SQL Server – VLDB with Large Quantity of Data File Imports

importsql serverssis

I am a little out of my league with this scenario and hope this community can help get me on the right direction.

I have recently been tasked with re-designing and implementing a database application where the company I work for processes a large quantity of text files (sizes ranging from a 100MB to 3GB). We currently process approximately 600 of these files per year. This data needs to be accessible after our initial processing.

The current implementation has each file being imported via Application bulk load or SSIS to a "temp" database as individual tables. I would like to keep this process in place as it gives a good entry point for when manual entry into processing is needed.

I am in the process of trying to create a new MS SQL Server installation and architecture, and am looking for advice/articles which would cover a similar scenario as to best practices (partitioning, filegroups, etc.). I have worked in databases for a few years, but not at this level.

So if you have any experience in this type of scenario or know of a good article or book you could point me to, I would be extremely grateful. I just need a nudge in the right direction. Thank you in advance.

Best Answer

Below are general recommendations and your milage may vary depending on you workload running and your IO subsystem, server hardware configuration, etc.

At SSIS level, you can look into below things to speed up data read and data load :

  • Fast Parse Option along with its limitations.
  • Use the SQL Server Native Client 10.x OLE DB provider for an In-Memory, high performance connection
  • Set the Packet Size to 32767
  • Select the OLE DB Destination Data Access mode “Table or View – fast load” option

Refer to Speeding Up SSIS Bulk Inserts into SQL Server for more details.

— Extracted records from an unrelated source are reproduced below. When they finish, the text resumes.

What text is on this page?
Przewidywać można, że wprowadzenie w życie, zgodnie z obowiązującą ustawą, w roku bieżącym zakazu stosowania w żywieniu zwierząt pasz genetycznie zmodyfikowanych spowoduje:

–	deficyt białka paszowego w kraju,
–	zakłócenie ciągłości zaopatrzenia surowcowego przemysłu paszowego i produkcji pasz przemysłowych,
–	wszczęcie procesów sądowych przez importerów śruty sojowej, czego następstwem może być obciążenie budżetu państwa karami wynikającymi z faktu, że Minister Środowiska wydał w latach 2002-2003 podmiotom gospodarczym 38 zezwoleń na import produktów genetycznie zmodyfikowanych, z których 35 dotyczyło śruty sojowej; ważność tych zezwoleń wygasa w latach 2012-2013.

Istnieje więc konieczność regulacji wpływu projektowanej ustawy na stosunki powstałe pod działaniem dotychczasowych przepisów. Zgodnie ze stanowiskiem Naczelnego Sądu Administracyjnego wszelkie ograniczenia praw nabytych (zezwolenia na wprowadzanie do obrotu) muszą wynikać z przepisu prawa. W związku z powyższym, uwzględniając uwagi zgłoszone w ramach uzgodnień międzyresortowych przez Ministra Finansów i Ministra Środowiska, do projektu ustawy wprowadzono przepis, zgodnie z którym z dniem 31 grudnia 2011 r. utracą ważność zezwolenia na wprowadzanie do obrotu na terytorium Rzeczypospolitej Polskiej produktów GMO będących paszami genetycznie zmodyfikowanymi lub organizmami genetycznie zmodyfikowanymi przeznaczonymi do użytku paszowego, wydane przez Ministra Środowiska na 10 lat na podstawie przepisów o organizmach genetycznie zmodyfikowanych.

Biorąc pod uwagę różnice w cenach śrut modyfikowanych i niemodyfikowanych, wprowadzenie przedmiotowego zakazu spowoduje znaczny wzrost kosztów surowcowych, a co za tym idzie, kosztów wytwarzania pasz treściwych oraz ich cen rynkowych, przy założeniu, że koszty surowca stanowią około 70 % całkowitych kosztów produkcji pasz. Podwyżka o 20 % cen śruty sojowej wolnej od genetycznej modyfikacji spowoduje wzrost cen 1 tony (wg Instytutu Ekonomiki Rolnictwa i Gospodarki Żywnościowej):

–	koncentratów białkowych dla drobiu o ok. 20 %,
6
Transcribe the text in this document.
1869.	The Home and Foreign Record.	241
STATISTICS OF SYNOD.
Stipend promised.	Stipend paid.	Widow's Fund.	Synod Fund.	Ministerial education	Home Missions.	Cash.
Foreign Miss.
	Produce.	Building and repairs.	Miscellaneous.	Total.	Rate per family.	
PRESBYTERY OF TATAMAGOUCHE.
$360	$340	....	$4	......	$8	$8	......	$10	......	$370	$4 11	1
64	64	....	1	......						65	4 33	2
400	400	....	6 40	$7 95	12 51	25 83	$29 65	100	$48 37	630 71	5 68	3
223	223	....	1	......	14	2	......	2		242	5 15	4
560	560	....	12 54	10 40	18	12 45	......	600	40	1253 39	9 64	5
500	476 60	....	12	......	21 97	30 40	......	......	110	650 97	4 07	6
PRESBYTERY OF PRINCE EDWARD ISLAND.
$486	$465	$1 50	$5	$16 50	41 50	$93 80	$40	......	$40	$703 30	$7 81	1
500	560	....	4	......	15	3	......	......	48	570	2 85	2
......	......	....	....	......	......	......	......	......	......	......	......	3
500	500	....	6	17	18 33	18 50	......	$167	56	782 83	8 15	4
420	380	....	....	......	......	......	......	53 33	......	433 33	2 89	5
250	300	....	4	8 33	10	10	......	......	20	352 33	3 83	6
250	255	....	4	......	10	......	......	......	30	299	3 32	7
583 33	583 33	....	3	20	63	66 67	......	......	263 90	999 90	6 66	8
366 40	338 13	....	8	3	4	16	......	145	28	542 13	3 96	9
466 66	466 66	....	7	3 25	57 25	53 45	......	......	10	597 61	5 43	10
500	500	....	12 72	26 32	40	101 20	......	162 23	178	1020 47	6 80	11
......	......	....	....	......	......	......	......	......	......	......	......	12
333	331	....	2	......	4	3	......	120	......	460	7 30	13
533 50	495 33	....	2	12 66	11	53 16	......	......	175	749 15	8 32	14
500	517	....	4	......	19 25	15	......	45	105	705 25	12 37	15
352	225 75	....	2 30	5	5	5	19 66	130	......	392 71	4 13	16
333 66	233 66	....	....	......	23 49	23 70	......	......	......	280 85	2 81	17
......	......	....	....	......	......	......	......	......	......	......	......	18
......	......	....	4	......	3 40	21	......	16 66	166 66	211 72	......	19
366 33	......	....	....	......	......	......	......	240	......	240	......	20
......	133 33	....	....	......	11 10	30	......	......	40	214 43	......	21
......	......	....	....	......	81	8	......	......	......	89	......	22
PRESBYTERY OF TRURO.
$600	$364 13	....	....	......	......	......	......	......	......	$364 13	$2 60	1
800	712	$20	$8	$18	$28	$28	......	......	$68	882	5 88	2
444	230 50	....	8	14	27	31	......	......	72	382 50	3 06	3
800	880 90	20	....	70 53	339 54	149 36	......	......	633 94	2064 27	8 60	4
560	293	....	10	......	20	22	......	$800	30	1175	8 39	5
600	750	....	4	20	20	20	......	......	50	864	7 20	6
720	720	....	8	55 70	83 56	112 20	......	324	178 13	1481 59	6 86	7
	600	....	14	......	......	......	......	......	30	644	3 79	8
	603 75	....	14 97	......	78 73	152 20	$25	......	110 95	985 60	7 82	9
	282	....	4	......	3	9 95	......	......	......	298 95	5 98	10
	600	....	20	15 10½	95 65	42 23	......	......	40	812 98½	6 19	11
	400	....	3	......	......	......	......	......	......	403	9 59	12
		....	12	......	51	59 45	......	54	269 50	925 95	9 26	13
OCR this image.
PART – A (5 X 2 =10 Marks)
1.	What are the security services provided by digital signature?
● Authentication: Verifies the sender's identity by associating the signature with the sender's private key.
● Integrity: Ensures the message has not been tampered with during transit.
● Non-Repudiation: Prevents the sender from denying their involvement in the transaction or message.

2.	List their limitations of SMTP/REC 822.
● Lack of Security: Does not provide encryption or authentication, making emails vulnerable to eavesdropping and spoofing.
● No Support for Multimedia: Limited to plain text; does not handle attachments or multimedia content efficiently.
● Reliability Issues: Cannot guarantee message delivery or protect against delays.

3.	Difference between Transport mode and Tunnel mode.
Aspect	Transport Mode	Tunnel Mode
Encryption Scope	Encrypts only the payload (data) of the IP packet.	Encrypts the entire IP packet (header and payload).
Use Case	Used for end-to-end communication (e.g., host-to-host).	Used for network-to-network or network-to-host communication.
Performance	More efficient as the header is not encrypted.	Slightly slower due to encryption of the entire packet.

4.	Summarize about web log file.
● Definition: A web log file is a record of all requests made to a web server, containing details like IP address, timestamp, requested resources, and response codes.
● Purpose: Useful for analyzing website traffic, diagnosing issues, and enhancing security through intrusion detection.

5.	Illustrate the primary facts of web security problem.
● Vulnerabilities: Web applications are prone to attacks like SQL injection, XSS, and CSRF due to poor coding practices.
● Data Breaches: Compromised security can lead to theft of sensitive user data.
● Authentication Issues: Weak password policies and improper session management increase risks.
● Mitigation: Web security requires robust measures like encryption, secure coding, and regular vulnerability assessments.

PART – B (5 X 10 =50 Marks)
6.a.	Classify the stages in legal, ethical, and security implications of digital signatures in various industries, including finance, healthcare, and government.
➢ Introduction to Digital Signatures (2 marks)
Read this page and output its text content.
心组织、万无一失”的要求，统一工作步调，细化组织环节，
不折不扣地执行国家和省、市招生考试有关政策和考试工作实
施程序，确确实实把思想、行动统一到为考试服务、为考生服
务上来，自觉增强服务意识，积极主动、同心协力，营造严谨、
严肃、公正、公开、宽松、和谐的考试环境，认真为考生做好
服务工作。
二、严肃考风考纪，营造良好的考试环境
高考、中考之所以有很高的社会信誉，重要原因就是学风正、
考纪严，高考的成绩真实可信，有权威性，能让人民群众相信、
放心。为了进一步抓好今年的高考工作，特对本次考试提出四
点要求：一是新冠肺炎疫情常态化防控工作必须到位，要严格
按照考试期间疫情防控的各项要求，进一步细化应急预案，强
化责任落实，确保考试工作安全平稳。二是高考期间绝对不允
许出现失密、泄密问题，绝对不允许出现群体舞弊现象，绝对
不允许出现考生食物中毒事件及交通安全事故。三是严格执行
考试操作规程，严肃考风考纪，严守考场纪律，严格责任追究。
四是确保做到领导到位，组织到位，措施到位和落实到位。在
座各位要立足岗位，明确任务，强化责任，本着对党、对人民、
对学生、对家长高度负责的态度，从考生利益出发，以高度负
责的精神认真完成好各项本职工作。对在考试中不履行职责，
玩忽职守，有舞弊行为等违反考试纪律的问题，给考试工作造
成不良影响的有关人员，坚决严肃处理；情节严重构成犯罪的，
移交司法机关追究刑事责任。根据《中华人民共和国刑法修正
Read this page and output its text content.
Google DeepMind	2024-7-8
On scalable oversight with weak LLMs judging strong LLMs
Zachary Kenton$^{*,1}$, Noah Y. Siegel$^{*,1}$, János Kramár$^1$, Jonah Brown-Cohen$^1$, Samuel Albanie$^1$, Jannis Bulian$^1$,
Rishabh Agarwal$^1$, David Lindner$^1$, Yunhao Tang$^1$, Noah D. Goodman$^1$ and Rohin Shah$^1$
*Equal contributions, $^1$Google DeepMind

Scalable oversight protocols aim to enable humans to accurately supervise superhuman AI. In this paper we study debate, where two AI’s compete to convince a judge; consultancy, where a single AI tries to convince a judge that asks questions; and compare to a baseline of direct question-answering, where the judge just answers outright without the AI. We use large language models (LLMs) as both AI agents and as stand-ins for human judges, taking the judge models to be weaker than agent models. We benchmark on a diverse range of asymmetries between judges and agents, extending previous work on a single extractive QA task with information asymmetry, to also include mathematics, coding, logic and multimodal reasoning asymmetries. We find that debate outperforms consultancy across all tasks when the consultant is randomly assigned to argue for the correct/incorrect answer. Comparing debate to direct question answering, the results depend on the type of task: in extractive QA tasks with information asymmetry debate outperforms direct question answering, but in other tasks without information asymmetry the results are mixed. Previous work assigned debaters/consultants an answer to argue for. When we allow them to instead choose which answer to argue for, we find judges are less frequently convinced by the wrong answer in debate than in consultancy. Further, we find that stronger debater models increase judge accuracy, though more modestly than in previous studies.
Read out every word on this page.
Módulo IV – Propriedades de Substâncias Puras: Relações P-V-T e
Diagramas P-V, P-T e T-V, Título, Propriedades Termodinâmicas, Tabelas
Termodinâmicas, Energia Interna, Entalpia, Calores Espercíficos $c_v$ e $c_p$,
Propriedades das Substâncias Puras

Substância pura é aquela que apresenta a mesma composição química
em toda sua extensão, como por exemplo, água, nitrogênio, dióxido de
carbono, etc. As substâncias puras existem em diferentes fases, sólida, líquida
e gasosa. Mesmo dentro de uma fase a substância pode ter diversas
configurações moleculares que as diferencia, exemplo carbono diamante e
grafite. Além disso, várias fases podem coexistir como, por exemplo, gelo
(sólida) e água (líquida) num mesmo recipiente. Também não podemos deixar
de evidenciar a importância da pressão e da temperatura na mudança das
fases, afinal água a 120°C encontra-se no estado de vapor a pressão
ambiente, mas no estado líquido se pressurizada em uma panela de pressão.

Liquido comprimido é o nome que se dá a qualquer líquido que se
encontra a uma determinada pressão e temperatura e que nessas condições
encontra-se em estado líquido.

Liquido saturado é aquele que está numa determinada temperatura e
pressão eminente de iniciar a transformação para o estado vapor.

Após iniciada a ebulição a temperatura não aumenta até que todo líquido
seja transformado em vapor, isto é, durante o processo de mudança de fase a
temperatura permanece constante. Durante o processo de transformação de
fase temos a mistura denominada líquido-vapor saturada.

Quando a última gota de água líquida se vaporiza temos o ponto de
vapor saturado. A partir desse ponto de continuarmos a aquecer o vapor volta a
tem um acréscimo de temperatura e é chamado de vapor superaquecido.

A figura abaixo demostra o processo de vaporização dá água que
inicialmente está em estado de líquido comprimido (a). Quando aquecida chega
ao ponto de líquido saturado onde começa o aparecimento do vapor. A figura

Now coming to SQL Server - optimizing data loading :

  • Use Trace Flag 610 : inserts into a table with indexes will generally be a minimally logged operation. Tables with clustered indexes support multiple bulk load stream inserting concurrently, as long as these streams contain non-overlapping data. If data overlap is detected, streams will block (but not deadlock).
  • Look for table partitioning (Partitioned Tables and Indexes in SQL Server 2005) especially sliding window technique.
  • Look for -E startup parameter as well.

Look for optimizing network configuration as well :

  • Use fast NIC and switches.
  • Have the latest certified drivers for your NIC.
  • Enable full duplex.
  • Enable support for Jumbo frames. Use TCP

  • Chimney Offload. Use Receive Side Scaling (RSS).

Also, you should monitor Wait Statistics on the server especially SOS_SCHEDULER_YIELD resulting in scheduler contention on Servers having multiple CPUs running concurrent Bulk load operations and competing for the same CPU Cycles.

Refer to this excellent whitepaper The Data Loading Performance Guide which have everything that I mentioned with diagrams and examples.

Also, to automate the sliding window technique - creating staging tables, loading data into it and then switching the partitions, you can fully automate it using SQL Server Partition Management -- it has command line option as well -- available at CodePlex.